(Mis)understanding homework – Part II
Generally, I agree with the previously mentioned objectives of homework, but in principle I disagree with the traditional homework, which for me is nothing more than one of many ways of achieving these objectives. Thus, for me, homework has developed from a reinforcement for learning (which is originally set out to be) to becoming all but an institution in itself, a by-product of education, which instead of a means, has developed into an end-product, an independent task that has to be performed, perceived to be an essential piece of the education puzzle, that is legitimized through the perception amongst all but a few, that it is an aim in itself, and thus necessary.
If we can achieve these targets/aims/objectives in other ways or by other means than through traditional homework, which in many ways is not only boring, but also outdated, we have achieved something great.
Moreover, there are other reasons for avoiding traditional homework. The help and support students get with their traditional homework at home, varies greatly from family to family. This can be due to lack of time, but also ability. As in our case, many parents do not have the opportunity to help the students at home because of lack of English skills. On the other hand, a lot of homework is often done by the parents, which is in conflict with the very purpose of the homework. Traditional homework also creates anxiety in many children, and constant pressure from they leave school and until it is finally done, often late at night.
I am not arguing for abolishing homework altogether. However, I am arguing for a change in how we teach. This means a shift towards lessons where students to a greater extent take centre stage, which again may cause students to disconnect from school when they leave, allowing them to spend time with friends and families, and participate in other activities. This way I am convinced that they return to school the next day with a fresh mind and increased capacity for learning. Homework assignments,I believe, may include a quantity or period of reading to be performed, writing or typing to be completed, problems to be solved, a school project to be built (such as a diorama or display), or other skills to be practiced, many of which to a greater extent can involve parents in a meaningful way.

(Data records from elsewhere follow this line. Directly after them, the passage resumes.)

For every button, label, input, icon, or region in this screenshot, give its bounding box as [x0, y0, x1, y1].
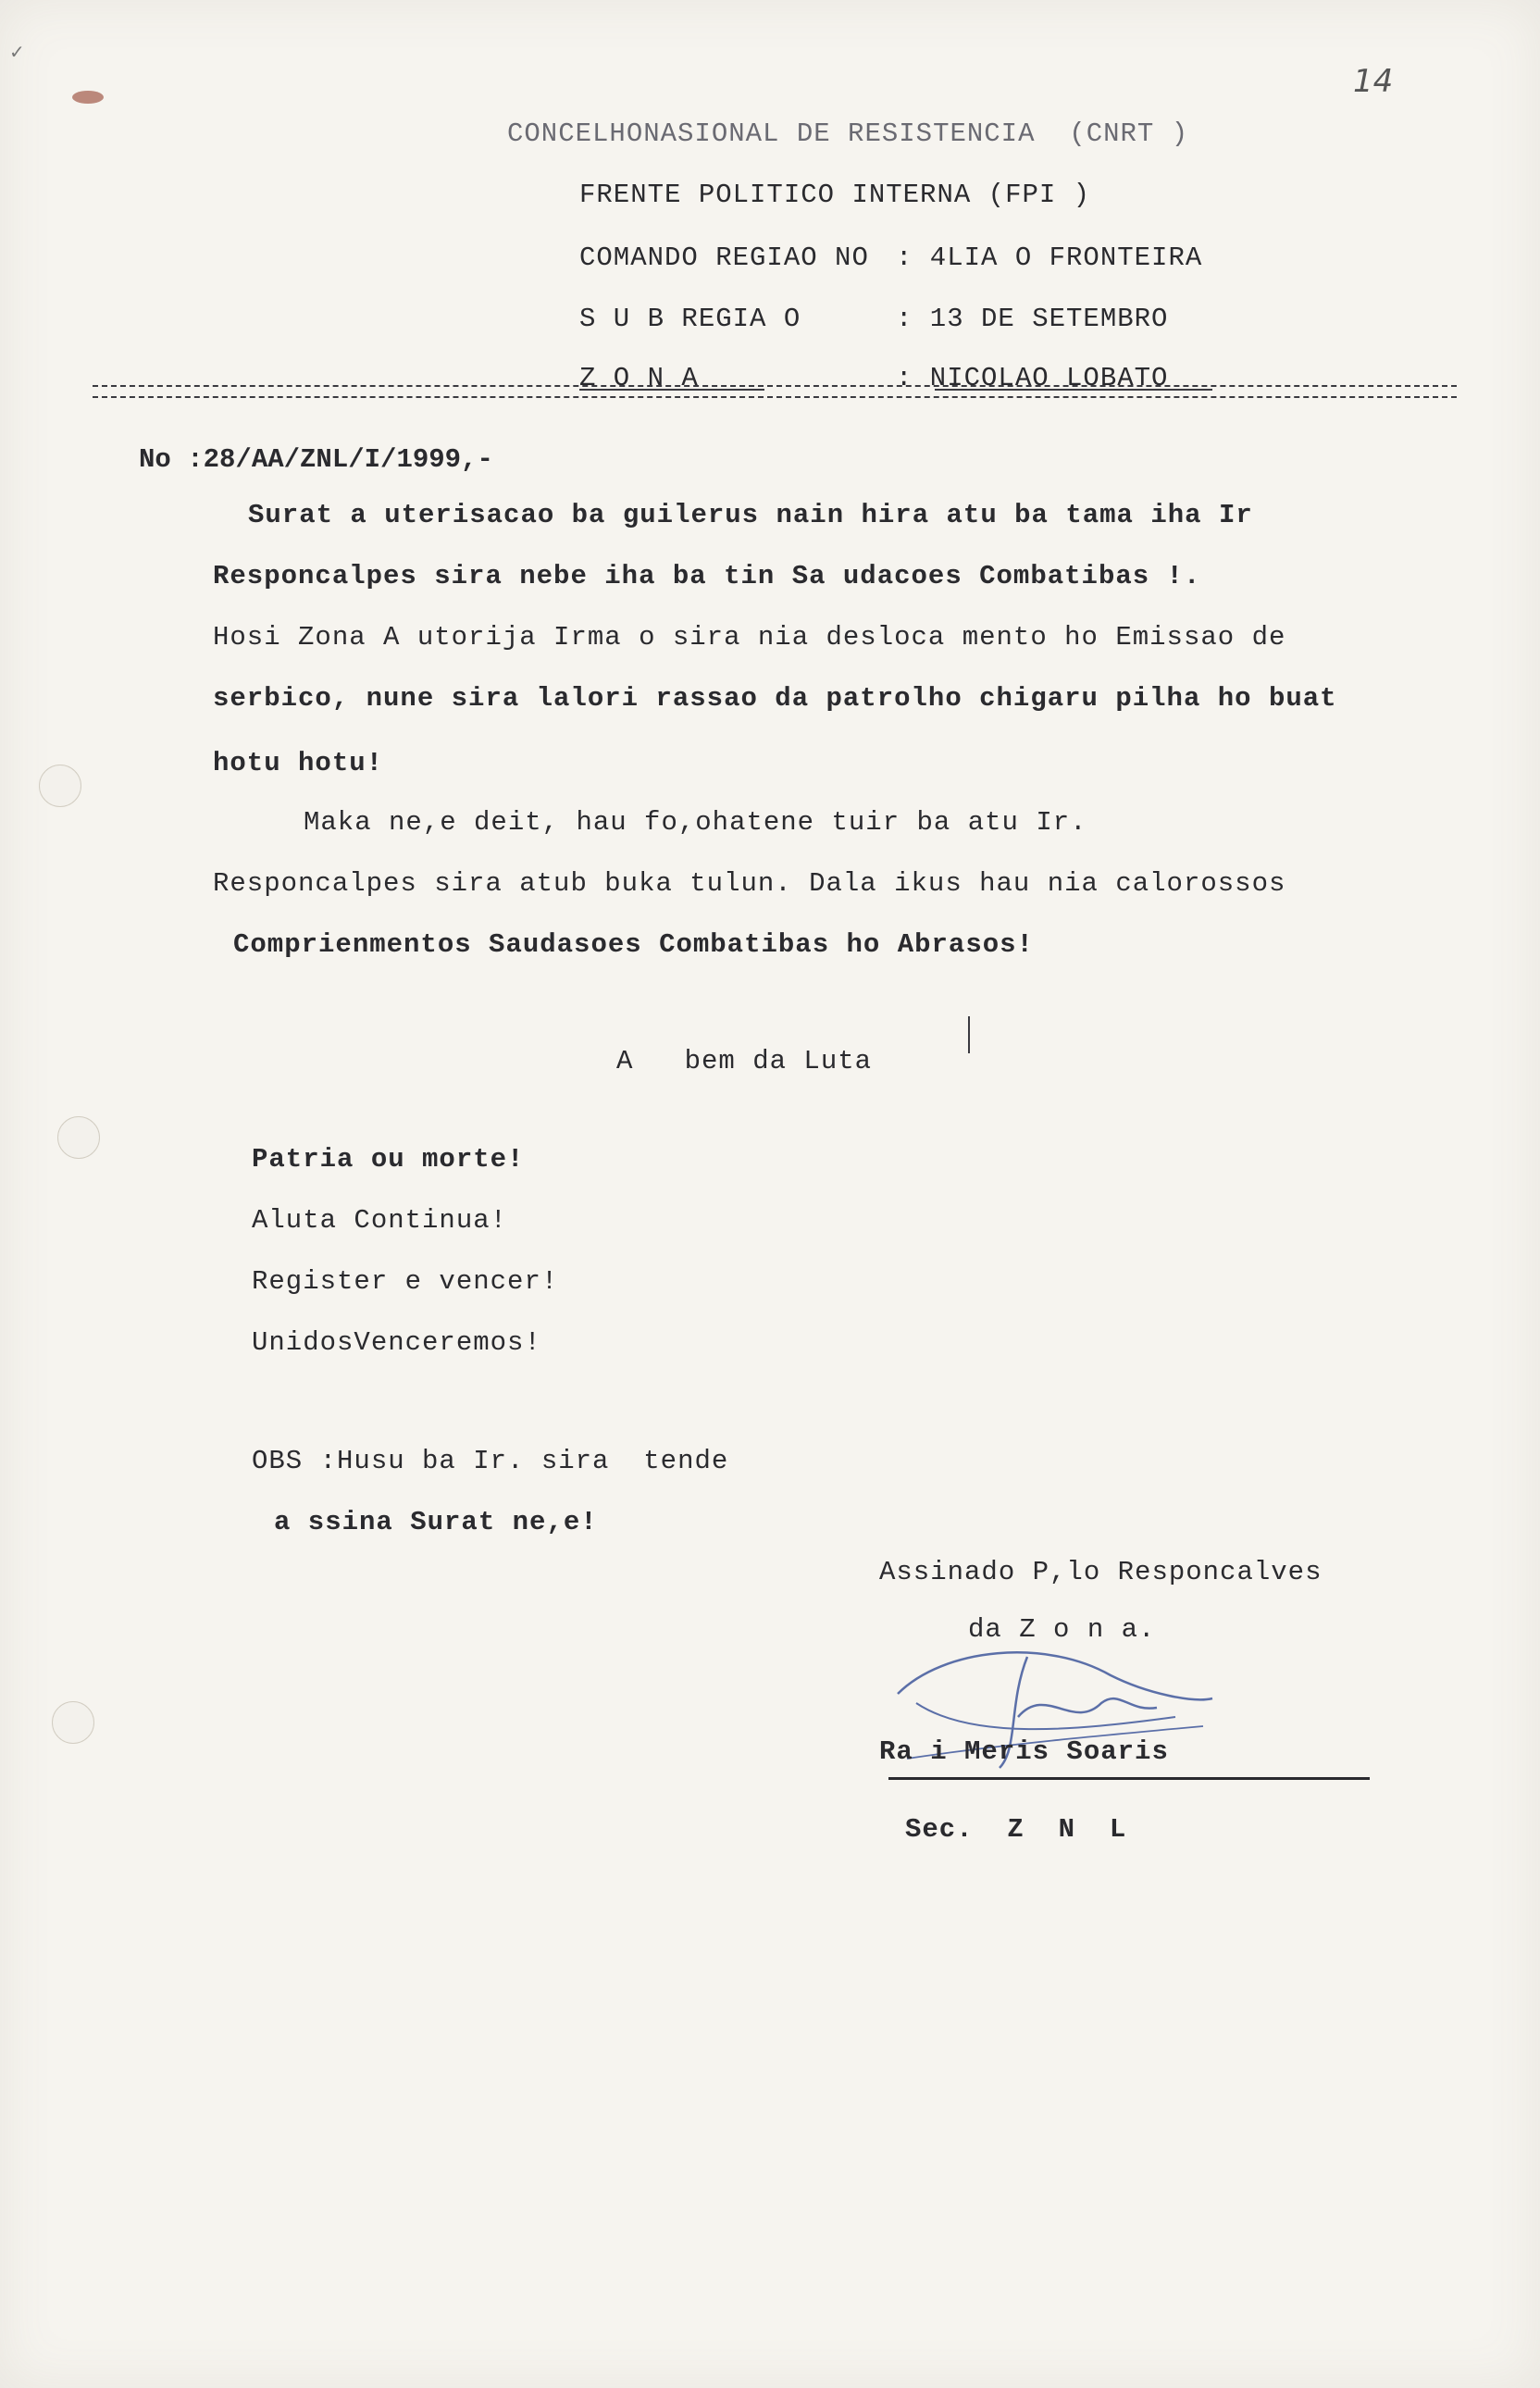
- header-subregion-value: : 13 DE SETEMBRO: [896, 304, 1169, 334]
- binder-hole: [52, 1701, 94, 1744]
- closing-salutation: A bem da Luta: [616, 1046, 873, 1076]
- header-divider: [93, 385, 1457, 398]
- obs-line: a ssina Surat ne,e!: [274, 1507, 598, 1537]
- binder-hole: [57, 1116, 100, 1159]
- reference-number: No :28/AA/ZNL/I/1999,-: [139, 444, 493, 475]
- signature-caption: Assinado P,lo Responcalves: [879, 1557, 1323, 1587]
- slogan: Register e vencer!: [252, 1266, 559, 1297]
- body-line: Hosi Zona A utorija Irma o sira nia desloca mento ho Emissao de: [213, 622, 1286, 653]
- signatory-name: Ra i Meris Soaris: [879, 1736, 1169, 1767]
- header-zone-value: : NICOLAO LOBATO: [896, 363, 1169, 393]
- header-organization: CONCELHONASIONAL DE RESISTENCIA (CNRT ): [507, 118, 1189, 149]
- body-line: hotu hotu!: [213, 748, 384, 778]
- header-subregion-label: S U B REGIA O: [579, 304, 801, 334]
- slogan: UnidosVenceremos!: [252, 1327, 541, 1358]
- body-line: Comprienmentos Saudasoes Combatibas ho Abrasos!: [233, 929, 1034, 960]
- body-line: Surat a uterisacao ba guilerus nain hira atu ba tama iha Ir: [248, 500, 1253, 530]
- body-line: Responcalpes sira atub buka tulun. Dala ikus hau nia calorossos: [213, 868, 1286, 899]
- signature-caption-zone: da Z o n a.: [968, 1614, 1156, 1645]
- corner-mark: ✓: [9, 41, 25, 63]
- obs-line: OBS :Husu ba Ir. sira tende: [252, 1446, 729, 1476]
- body-line: Responcalpes sira nebe iha ba tin Sa udacoes Combatibas !.: [213, 561, 1201, 591]
- body-line: serbico, nune sira lalori rassao da patrolho chigaru pilha ho buat: [213, 683, 1337, 714]
- page-number: 14: [1353, 63, 1394, 100]
- header-front: FRENTE POLITICO INTERNA (FPI ): [579, 180, 1091, 210]
- ink-smudge: [72, 91, 104, 104]
- signatory-title: Sec. Z N L: [905, 1814, 1127, 1845]
- body-line: Maka ne,e deit, hau fo,ohatene tuir ba atu Ir.: [304, 807, 1087, 838]
- slogan: Aluta Continua!: [252, 1205, 508, 1236]
- signature-line: [888, 1777, 1370, 1780]
- binder-hole: [39, 765, 81, 807]
- header-region-value: : 4LIA O FRONTEIRA: [896, 243, 1203, 273]
- pen-mark: [968, 1016, 970, 1053]
- slogan: Patria ou morte!: [252, 1144, 525, 1175]
- header-zone-label: Z O N A: [579, 363, 699, 393]
- header-region-label: COMANDO REGIAO NO: [579, 243, 869, 273]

Keep in mind also, that, although still substantial, the number of hours students spend on homework has decreased in the last couple of decades (the OECD average went from an average 5.9 hours in 2003, to 4.9 hours in 2012). The fact that Singaporean students spend seven hours or more, and Shanghai-China 14 hours per week, on average, doing homework, is not an indicator of the usefulness of homework, as by contrast, students in Finland and Korea reported that they spend less than three hours per week. All these countries do very well in the PISA Worldwide Ranking, mind you.
Still, supporters of homework among our parents need not fear there will be drastic changes. Quite the contrary. We still have several years of hard work in front of us before we get to the desired level, so there will not be any significant changes in the coming years.